The SampTA'97 Workshop took place in Aveiro, in 1997, and the Proceedings volume contains 84 papers (the complete list of papers is available). To obtain the volume contact the editor. For other related publications, see the section on Frames, codes and reconstruction, the section on Missing samples, and the section on Shannon sampling.

This paper shows that the approximation error computed between a smoothed version of the signal (with an ideal low-pass filter of band-width 2w) and a nonuniform sampling approximation of the signal based on the sinc kernel is O(w log w / N) in the sup norm. See also the section Approximation and coding.

This paper studies the eigenvalues of a matrix that arises in the recovery of lost samples from oversampled band-limited signals. Emphasis is placed on the variation of the eigenvalues as a function of the distribution of the missing samples and as a function of the oversampling parameter.
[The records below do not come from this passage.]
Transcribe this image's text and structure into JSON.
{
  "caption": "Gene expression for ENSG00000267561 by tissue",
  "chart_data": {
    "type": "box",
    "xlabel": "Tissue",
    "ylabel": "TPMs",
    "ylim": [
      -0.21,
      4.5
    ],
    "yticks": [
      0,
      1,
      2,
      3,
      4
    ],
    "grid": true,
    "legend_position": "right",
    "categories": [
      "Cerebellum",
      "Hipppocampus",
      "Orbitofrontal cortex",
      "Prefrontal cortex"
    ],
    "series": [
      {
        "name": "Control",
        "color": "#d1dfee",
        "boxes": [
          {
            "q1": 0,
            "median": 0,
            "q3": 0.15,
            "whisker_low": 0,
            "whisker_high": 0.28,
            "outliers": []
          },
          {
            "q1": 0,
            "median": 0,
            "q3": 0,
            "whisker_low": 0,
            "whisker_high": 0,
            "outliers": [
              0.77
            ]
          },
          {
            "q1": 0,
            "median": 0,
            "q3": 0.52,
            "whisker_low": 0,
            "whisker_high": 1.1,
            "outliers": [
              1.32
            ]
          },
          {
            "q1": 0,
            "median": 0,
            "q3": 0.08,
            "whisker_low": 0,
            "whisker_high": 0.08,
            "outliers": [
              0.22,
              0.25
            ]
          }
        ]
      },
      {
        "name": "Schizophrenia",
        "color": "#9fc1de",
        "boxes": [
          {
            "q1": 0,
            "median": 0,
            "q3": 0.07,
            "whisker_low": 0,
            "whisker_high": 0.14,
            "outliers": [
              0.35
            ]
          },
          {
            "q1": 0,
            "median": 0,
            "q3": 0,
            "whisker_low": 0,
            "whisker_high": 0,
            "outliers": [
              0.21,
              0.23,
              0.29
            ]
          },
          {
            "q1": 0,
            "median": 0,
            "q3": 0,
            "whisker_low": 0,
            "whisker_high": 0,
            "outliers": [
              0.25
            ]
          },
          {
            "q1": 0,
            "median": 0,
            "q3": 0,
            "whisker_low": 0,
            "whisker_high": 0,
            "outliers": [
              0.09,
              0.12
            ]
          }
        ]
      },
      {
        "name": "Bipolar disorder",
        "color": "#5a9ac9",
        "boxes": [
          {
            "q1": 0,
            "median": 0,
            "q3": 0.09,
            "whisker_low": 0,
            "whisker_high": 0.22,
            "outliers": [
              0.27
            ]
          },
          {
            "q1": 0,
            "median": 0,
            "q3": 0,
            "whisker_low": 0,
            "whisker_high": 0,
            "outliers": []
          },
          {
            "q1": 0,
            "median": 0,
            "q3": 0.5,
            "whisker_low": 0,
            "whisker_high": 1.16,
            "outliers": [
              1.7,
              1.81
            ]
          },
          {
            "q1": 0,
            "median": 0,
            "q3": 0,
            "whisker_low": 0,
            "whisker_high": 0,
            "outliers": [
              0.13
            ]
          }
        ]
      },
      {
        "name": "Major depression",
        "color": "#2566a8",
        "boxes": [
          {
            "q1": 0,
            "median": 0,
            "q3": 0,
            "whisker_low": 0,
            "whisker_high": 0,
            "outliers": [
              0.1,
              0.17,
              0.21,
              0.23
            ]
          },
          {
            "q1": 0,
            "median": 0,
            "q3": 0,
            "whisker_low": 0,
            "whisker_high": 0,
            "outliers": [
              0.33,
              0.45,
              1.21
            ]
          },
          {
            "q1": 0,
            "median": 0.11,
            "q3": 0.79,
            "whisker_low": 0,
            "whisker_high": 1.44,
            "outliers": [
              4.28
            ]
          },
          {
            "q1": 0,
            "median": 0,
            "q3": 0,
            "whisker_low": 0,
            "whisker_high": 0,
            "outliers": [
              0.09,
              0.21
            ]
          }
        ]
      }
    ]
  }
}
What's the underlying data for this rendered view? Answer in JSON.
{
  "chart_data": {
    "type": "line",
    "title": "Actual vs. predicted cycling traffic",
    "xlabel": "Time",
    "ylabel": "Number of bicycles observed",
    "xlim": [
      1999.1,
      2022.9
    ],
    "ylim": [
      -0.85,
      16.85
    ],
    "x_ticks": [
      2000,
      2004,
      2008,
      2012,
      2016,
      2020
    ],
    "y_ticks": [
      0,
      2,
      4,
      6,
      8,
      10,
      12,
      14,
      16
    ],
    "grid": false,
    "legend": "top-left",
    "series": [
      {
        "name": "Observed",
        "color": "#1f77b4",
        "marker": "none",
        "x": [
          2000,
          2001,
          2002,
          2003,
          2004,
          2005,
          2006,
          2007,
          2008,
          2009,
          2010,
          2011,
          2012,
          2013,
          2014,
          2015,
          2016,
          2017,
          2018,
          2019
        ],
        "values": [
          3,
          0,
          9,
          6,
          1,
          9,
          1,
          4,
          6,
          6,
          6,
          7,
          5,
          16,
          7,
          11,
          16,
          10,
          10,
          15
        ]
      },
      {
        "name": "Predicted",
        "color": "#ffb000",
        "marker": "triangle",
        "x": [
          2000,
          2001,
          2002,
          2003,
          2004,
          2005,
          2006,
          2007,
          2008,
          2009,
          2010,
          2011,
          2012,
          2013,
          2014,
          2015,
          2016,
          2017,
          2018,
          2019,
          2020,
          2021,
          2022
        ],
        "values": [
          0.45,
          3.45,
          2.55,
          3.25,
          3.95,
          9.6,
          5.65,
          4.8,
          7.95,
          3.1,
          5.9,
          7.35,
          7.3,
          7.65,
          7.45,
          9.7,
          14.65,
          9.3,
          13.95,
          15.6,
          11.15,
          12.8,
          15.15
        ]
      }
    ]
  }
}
The paper presents a number of results which help to understand the numerical difficulties that may occur in this class of problems, and ways to circumvent them. If you are interested in the discrete, finite-dimensional version of this problem, in which the Fourier transform is replaced by the DFT, see the paper The eigenvalues of matrices that occur in certain interpolation problems.

It is well known that a bandlimited oversampled signal is completely determined even if an arbitrary finite number of samples is lost. This paper gives (i) an alternative simple proof of this fact (ii) shows that it carries over to generalized sampling expansions. More precisely, it is shown that any finite number of missing samples can be recovered from the remaining ones, in the case of generalized Kramer sampling expansions, if an appropriate oversampling constraint is satisfied. The recovery can be accomplished either iteratively or noniteratively.